Opération ELOL : saisie record de chanvre indien en Casamance

Rédigé par leral.net le Dimanche 10 Mai 2026 à 00:38 | | 0 commentaire(s)|

Les forces de défense et de sécurité sénégalaises ont réalisé une importante opération antidrogue dans le nord de la Casamance. Menée par la zone militaire n°5 sous le commandement du colonel Cheikh Guèye, en collaboration avec la légion de gendarmerie de Ziguinchor, l’opération baptisée « ELOL » a permis la saisie record de 9,250 tonnes de chanvre indien.


Déployée dans le Nord-Sindian, dans le département de Bignona, cette opération d’envergure a également conduit à la destruction de plusieurs champs de chanvre indien et à la neutralisation de bandes armées impliquées dans le trafic.

Selon les autorités militaires, cette offensive s’inscrit dans la continuité de l’opération « Kaléthiaye », menée en mars dernier dans la zone frontalière de Kadiolog.

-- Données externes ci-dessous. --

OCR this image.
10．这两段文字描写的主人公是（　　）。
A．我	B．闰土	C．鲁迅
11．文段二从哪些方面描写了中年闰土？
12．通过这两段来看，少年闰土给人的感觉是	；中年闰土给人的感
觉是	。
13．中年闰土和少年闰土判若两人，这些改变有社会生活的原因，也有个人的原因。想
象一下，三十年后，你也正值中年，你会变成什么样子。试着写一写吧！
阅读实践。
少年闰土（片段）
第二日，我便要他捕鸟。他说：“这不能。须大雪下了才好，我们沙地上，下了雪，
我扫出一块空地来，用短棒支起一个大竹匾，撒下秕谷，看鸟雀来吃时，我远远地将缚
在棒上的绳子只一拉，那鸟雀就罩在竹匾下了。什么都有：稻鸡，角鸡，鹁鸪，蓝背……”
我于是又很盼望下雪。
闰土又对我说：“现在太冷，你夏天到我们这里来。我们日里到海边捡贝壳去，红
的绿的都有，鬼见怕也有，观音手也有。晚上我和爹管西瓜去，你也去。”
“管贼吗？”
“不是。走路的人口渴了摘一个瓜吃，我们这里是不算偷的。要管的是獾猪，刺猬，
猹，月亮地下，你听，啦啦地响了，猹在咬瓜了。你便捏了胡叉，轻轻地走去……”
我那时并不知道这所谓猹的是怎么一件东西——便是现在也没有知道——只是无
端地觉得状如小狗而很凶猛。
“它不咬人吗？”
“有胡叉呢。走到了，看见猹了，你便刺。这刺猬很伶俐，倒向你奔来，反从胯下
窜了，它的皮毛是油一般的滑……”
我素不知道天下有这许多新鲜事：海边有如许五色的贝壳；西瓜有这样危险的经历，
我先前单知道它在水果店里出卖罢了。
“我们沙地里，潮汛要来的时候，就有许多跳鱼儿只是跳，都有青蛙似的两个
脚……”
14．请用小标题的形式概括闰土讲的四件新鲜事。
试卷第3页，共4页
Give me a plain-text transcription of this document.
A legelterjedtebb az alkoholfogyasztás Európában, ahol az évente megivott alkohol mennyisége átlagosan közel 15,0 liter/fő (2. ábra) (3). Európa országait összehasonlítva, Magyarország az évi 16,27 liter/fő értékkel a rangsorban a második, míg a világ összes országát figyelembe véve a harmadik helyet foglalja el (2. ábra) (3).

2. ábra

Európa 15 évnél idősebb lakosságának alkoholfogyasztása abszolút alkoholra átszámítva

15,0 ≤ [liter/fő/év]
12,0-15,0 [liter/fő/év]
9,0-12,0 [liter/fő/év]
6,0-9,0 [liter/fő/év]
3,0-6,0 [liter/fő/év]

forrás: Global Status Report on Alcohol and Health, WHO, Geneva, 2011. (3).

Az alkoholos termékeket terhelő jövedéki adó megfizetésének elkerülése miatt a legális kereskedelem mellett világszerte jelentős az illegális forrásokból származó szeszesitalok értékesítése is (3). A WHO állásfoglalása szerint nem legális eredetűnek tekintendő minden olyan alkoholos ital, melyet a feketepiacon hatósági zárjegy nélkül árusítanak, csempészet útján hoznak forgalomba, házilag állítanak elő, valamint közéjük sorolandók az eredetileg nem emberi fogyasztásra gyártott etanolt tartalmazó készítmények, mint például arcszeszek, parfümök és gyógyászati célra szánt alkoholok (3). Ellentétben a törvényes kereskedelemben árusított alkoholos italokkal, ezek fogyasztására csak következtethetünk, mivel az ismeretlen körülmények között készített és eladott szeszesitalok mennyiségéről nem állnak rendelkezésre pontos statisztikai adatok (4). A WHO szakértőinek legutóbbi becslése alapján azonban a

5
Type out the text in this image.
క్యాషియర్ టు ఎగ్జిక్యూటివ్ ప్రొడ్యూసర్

Celle-ci avait déjà permis de désorganiser des groupes armés vivant du trafic de drogue dans cette partie méridionale du Sénégal.

« Nous avons frappé le cœur de l’économie criminelle et de guerre dans cette partie du Nord-Sindian », a déclaré le colonel Cheikh Guèye.

Pendant sept jours, les unités engagées ont bénéficié de l’appui technique de la gendarmerie nationale, notamment grâce à l’utilisation de drones, de chiens détecteurs et d’escadrons spécialisés.

Le bilan de l’opération est qualifié d’exceptionnel par les autorités. La valeur de la drogue saisie est estimée à plus de 400 millions de francs CFA.

Le colonel Papa Saboury Ndiaye a salué une saisie historique dans la lutte contre le trafic de chanvre indien au Sénégal.

« Jamais dans l’histoire de la lutte contre le trafic du chanvre indien des quantités aussi importantes n’ont été saisies. C’est un record extraordinaire », a-t-il affirmé.

Les autorités rappellent que la culture, le transport, la transformation et la consommation du chanvre indien sont sévèrement punis par la législation sénégalaise, notamment par la loi 97-18 modifiée en 2007. Les contrevenants risquent entre cinq et dix ans de prison ainsi que des amendes pouvant atteindre le triple de la valeur des produits saisis.

Au-delà de l’aspect sécuritaire, les forces armées ont lancé un appel aux populations locales afin qu’elles refusent de collaborer avec les réseaux criminels opérant dans la région.